Parmi eux, des parents d’élèves inquiets : un vaste groupe scolaire privé, Jean-Baptiste-de-La Salle, 2 700 élèves, étale ses cours de récré en contrebas du n° 19, et a déjà refusé la pose d’antennes sur ses propres toits.
Le collectif fait fleurir des banderoles (orange) taguées d’un « Nos enfants ne sont pas des cobayes ».
La mairie, qui laissait jusqu’alors pousser les antennes, entre dans le combat. Suite à un recours de l’association Saint-Denis Environnement et des parents d’élèves de Jean-Baptiste-de-La Salle, elle suspend, le 27 janvier 2006, les autorisations de travaux pour trois projets d’antennes UMTS (soit le haut-débit des téléphones mobiles) : celui d’Orange, au-dessus de l’école, celui de Bouygues, rue Emile-Connoy ; un autre encore, de SFR. La ville entre, alors, dans une guérilla judiciaire, y entraînant des voisines de la communauté d’agglomération Plaine Commune : La Courneuve, Pierrefitte, Stains, Aubervilliers et l’Ile-Saint-Denis.
Et le conflit, ces derniers mois, s’amplifie. Aux suspensions d’autorisations de travaux s’ajoutent cet été des arrêtés municipaux interdisant provisoirement l’implantation d’antennes relais, à moins de cent mètres des établissements accueillant enfants ou personnes âgées. Gloups, font les opérateurs. Lors de la dernière réunion publique, le 14 novembre, ils se font porter pâle, craignant un débat déséquilibré : le Criirem et Priartem, fameuses associations anti-antennes, étaient conviées.

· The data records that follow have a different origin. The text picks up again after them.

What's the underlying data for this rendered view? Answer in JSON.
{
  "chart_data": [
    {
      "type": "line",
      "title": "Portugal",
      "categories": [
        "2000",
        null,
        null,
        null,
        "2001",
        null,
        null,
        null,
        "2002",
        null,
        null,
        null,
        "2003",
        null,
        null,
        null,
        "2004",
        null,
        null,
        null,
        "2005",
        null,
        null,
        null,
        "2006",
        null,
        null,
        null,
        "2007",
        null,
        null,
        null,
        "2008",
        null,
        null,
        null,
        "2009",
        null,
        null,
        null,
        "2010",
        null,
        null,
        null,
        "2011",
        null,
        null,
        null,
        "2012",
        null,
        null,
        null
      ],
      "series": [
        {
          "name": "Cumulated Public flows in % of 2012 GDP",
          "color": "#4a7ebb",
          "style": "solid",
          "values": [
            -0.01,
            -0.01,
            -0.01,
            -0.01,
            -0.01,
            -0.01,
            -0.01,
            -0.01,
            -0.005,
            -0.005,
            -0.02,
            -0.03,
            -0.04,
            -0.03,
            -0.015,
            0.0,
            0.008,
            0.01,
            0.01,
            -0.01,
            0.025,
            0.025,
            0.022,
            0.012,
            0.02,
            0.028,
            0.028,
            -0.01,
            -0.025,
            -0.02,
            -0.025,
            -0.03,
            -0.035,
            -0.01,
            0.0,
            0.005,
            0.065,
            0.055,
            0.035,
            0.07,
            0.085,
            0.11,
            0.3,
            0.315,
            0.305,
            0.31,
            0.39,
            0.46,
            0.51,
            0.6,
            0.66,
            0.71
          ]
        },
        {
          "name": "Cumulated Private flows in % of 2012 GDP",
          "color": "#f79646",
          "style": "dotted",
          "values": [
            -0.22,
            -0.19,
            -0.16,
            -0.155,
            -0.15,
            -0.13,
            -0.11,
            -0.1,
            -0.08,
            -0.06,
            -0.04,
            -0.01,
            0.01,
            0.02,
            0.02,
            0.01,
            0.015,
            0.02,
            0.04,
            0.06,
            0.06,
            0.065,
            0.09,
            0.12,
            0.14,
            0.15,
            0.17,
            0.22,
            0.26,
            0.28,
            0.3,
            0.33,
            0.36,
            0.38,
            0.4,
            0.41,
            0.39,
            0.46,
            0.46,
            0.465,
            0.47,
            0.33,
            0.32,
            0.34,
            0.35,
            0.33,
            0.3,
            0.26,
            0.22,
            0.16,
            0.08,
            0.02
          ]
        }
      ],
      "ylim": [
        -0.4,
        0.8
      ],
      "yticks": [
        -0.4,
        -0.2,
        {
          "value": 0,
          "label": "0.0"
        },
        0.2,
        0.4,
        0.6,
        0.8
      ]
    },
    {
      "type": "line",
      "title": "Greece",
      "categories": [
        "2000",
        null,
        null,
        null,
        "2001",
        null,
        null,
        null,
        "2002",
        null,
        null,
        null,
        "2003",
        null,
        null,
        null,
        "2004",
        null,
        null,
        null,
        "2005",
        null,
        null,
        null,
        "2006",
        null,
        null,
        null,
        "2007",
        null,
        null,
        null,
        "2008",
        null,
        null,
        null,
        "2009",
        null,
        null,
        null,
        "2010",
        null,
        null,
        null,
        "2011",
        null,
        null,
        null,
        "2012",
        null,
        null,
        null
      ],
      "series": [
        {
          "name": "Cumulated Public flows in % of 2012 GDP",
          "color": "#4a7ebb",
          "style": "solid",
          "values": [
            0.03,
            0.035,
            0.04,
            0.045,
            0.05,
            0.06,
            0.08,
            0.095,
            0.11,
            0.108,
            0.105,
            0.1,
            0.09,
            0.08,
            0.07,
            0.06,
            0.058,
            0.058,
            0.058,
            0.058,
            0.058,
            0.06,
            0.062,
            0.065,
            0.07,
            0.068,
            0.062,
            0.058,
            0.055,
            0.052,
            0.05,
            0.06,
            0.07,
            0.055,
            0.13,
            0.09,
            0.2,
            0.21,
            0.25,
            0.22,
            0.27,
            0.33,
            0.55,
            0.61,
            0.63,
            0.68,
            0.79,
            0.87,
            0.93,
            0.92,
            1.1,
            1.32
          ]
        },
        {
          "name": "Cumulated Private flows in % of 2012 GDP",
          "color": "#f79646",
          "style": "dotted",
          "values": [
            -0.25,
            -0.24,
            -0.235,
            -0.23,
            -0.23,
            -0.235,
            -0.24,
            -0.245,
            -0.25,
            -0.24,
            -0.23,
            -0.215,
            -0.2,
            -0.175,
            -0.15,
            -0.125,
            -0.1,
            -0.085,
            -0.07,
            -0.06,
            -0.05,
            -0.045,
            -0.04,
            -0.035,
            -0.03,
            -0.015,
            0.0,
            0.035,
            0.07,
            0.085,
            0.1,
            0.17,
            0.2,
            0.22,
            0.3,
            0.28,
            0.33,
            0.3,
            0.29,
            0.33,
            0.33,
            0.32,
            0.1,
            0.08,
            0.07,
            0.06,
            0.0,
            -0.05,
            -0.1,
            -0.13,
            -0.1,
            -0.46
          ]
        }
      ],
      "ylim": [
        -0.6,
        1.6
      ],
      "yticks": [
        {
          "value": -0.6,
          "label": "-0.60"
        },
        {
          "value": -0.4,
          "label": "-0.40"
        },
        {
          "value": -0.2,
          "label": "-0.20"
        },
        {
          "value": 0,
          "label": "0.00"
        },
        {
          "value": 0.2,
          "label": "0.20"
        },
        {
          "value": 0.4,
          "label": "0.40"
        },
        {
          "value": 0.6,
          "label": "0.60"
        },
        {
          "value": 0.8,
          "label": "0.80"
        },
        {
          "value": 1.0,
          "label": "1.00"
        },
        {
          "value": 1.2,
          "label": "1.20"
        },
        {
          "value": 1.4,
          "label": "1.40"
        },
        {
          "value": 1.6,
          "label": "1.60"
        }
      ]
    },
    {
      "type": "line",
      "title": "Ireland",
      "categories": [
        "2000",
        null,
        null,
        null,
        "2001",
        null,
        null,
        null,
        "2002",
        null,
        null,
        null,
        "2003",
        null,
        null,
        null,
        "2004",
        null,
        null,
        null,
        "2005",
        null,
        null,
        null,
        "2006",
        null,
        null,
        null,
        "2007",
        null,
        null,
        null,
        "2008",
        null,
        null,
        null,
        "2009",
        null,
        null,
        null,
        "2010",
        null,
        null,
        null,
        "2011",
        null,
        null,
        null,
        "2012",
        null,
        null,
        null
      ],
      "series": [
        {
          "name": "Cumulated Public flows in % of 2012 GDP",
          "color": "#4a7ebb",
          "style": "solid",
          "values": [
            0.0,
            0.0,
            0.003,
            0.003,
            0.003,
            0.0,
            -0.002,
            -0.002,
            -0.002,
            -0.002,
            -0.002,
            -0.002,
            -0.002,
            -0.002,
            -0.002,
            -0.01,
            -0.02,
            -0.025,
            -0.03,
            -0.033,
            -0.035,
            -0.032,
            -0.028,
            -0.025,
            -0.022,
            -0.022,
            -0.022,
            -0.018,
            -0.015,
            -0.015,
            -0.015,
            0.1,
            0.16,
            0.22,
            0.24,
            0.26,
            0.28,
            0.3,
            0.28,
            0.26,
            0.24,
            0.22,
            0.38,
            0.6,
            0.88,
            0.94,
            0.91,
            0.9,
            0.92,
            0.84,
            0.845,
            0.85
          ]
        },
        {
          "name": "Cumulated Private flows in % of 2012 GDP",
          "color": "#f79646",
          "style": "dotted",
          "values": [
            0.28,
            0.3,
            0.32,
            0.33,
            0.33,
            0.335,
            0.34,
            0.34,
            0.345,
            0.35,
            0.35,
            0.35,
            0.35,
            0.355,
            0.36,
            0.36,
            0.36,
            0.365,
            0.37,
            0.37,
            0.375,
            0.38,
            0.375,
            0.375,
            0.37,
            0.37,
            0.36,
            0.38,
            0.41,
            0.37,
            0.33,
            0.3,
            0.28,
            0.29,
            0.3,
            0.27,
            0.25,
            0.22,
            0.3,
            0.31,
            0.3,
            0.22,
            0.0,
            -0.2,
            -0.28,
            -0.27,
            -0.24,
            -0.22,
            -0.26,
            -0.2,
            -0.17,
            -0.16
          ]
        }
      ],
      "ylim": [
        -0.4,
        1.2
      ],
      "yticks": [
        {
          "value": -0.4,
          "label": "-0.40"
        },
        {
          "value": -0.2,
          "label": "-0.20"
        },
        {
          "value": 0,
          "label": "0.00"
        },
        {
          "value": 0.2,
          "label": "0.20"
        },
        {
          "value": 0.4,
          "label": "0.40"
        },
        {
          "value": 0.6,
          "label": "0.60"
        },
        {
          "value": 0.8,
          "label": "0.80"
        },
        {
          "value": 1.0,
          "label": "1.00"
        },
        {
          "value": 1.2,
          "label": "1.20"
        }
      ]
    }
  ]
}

« Ni la préfecture ni les autorités sanitaires n’étaient invitées pour contrebalancer leurs arguments », justifie l’Association française des opérateurs mobiles, qui craint plus que tout les « réunions tomates » (dixit un communicant d’Orange), pugilats qui épuisent les ingénieurs en télécommunications.
Mais pour l’heure, ce sont eux qui marquent des points. Le 1 er décembre, le Conseil d’Etat donne raison à Orange, pour le site de la rue des Ursulines. Et le 18 janvier prochain, c’est Bouygues et SFR qui défendront leurs implantations, sans doute avec succès, devant le tribunal administratif de Cergy-Pontoise (95). Ce n’est pas tout. Entre le 10 novembre et le 28 décembre derniers, une pluie de recours venue des trois opérateurs s’abat sur six villes de Plaine Commune. Qui exigent l’annulation des arrêtés pris cet été, sous l’impulsion de Michel Bourgain, maire Vert de l’expérimentale et minuscule Ile-Saint-Denis, et vice-président de Plaine Commune chargé de l’environnement. Ces arrêtés, suspendant la pose de certaines antennes estimées les plus dangereuses, se disent « temporaires, jusqu’à la mise en place d’une charte entre les opérateurs et Plaine Commune ». Charte qui limiterait les émissions de champs électromagnétiques. Comme à Paris (lire l’encadré) .
Ce 4 janvier se jouait au tribunal administratif de Cergy un des épisodes du feuilleton, devant un juge placide mais curieux, discrètement amusé. C’était Orange versus Saint-Denis, Orange souhaitant l’annulation rapide de l’arrêté.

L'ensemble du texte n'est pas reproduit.